Cattedra: Scaricabarili, il gioco più antico del Mondo

di Paolo M. di Stefano -

Lo scaricabarili è il più antico mestiere del mondo. Narra la Bibbia (Genesi, 3, 9-13) «Il Signore Dio chiamò Adamo e gli disse “dove sei?”. Il quale rispose “ho udito la tua voce nel paradiso, ho avuto paura essendo nudo e mi sono nascosto.” A cui disse “E chi ti ha fatto conoscere d’essere nudo se non che hai mangiato dell’albero del quale ti avevo comandato di non mangiare?”. Rispose Adamo: “ La donna che mi desti a compagna m’ha dato quel frutto e ne ho mangiato”. Disse il Signore Dio alla donna: “Perché hai fatto ciò?” La quale rispose: “il serpente mi ha ingannato, ed ho mangiato”».
Quale altra prova è necessaria a dimostrare che la più antica professione del mondo è il giocare a scaricabarili, e non la prostituzione, come tutti sembrano credere?

Intanto, una annotazione apparentemente di scarso rilievo: noi tutti, me compreso, abbiamo sempre utilizzato il termine in un maschile singolare inesistente: scaricabarile. Il corretto maschile singolare, connaturato al lemma, è scaricabarili. E allora? Niente, puro amore di precisione, necessaria a mio parere perché al giorno d’oggi pare che l’uso corretto delle parole sia divenuto un optional. Avete notato che recentemente in uno di quei lunghi e complicati talk show televisivi ammantati di cultura, a proposito della querelle in corso sulle leggi relative al lavoro è ricomparso “la reintegra”, obsoleto modo di indicare “il reintegro”? La circostanza che a parlare di “reintegra” fosse una sindacalista (o forse o anche una onorevole particolarmente sensibile ai problemi del lavoro) non mi pare una giustificazione. Innanzitutto perché il sindacalese è un linguaggio che sarebbe grave errore richiamare in vita; poi, perché si è più volte ampiamente constatato che spingere il femminismo fino ad aggiungere un sesso alle parole non è pratica pagante.

E appare ovvio e naturale che nel gioco dello scaricabarili i politici siano in primissimo piano, seguiti a distanza assai ravvicinata dai manager pubblici e dalle burocrazie tutte intere.

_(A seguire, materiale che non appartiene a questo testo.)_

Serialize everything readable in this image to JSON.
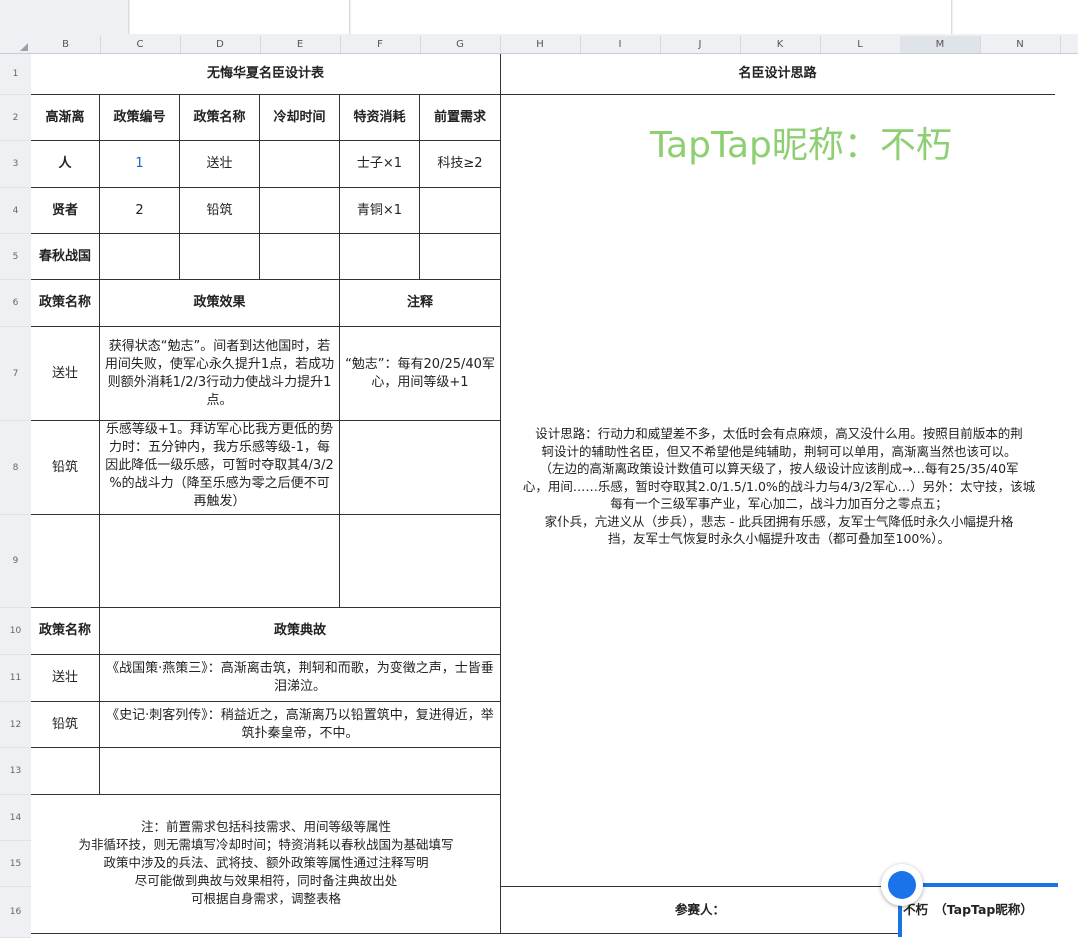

Ovvio e naturale perché mancano non soltanto gli obbiettivi, in una con quella di corrette pianificazioni operative, ma anche e soprattutto manca quella professionalità che dovrebbe garantire la corretta gestione degli scambi, delle transazioni, delle relazioni, dei rapporti a tutti i livelli.
E quando si è abituati ad improvvisare, nulla di più facile trovare nelle circostanze e nei comportamenti altrui l’alibi all’inefficienza propria.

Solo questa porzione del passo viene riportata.